Thankfully, at least the vocalists are talented enough to help cover for the production’s deficiencies. Charles Kelley and and Hillary Scott are both capable, polish performers with strong technical skills, and their distinct harmonies and impressive vocal chemistry try to impress the true feelings and concerns of the narrator onto the listener. (Dave Haywood is invisible as usual, but at least he does a lot of instrumental and behind-the-scenes work to justify his existence, unlike Brian Kelley and other second/third wheels.) However, this song is not a great fit for the trio’s leads: Kelley is pushed below his comfortable range during the first chorus, and the narrator feels like a single character awkwardly split across two vocalists rather than two distinct characters such as on a track like “Need You Now.” As such, despite Scott and Charles seeming believable in the role, the result is like watching a rainstorm from a window: You can certainly see that there’s emotion and anguish present, but you really don’t feel it (unless your roof is leaky). It’s a decent performance overall, but the group is starting from such a disadvantage that it limits the song’s ceiling.

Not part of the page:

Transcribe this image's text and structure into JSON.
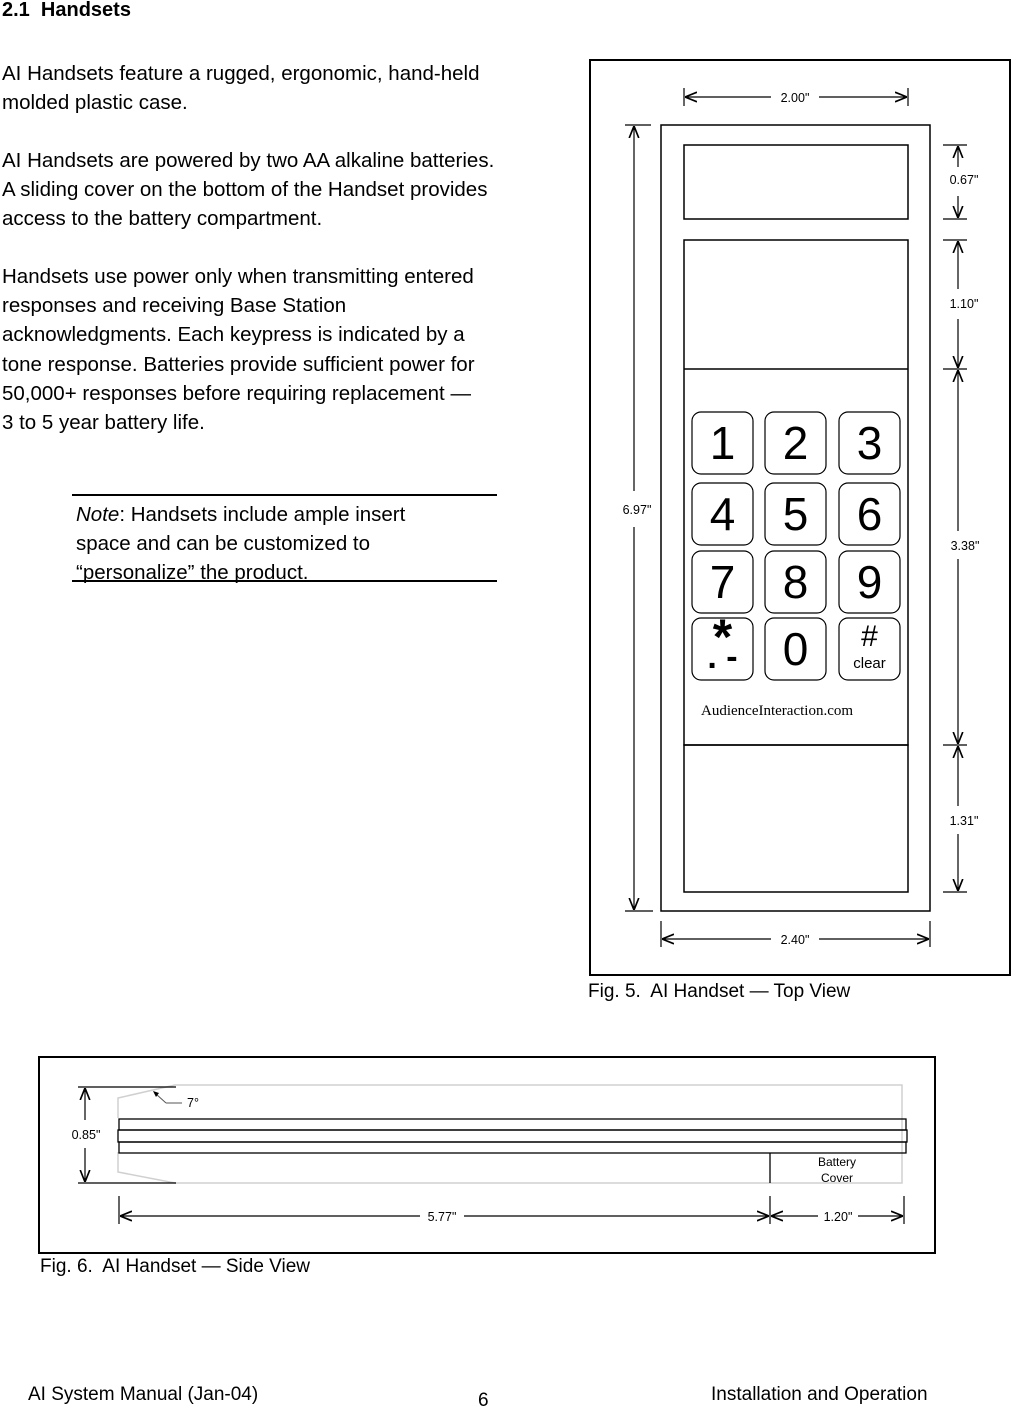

And then we get to the lyrics, and okay, I get it already: Breaking up sucks and it hurts like hell. While the narrator acknowledges early on that time heals all wounds, they spend the rest of the song needlessly obsessing over the possibility that it might not. While Maddie & Tae sold their sob story as youthful inexperience, the members of Lady A feel like they should know better:
- Things generally do get better over time.
- Even if they don’t, there isn’t a whole heck of a lot you can do about it, so you might as well move forward.
- Life is way too unpredictable to bother projecting your pain years into the future like the narrator does here.
Seriously, this one-track narrator makes me want to grab them by the shoulders and shout “You. Will. Be. FINE!” in their faces. Their attitude is more annoying than endearing (if confidence is sexy, this is the least sexy character in the universe), and it detracts from what is otherwise a fairly well-written song: The narrator is at least self-aware, and the future projection helps the listener visualize the scene (even though it’s a bit light on detail).
I’d like to like “What If I Never Get Over You,” but there’s just not enough here to hold my attention. The production is too safe and middle-of-the-road, the writing is so over-the-top it’s irritating, and Lady Antebellum has trouble making up the difference and closing the sale. I’ll take this over anything Ratcliff, Beathard, and Ray have to offer, but it’s not something I’ll likely revisit of my own volition, and I doubt this will be the magic bullet Lady A needs to return to the mountaintop of the genre. Recycling an old topic like this one is fine, but you need better source material to really make it worth doing.
Rating: 6/10. Give it a try, but don’t set your expectations too high.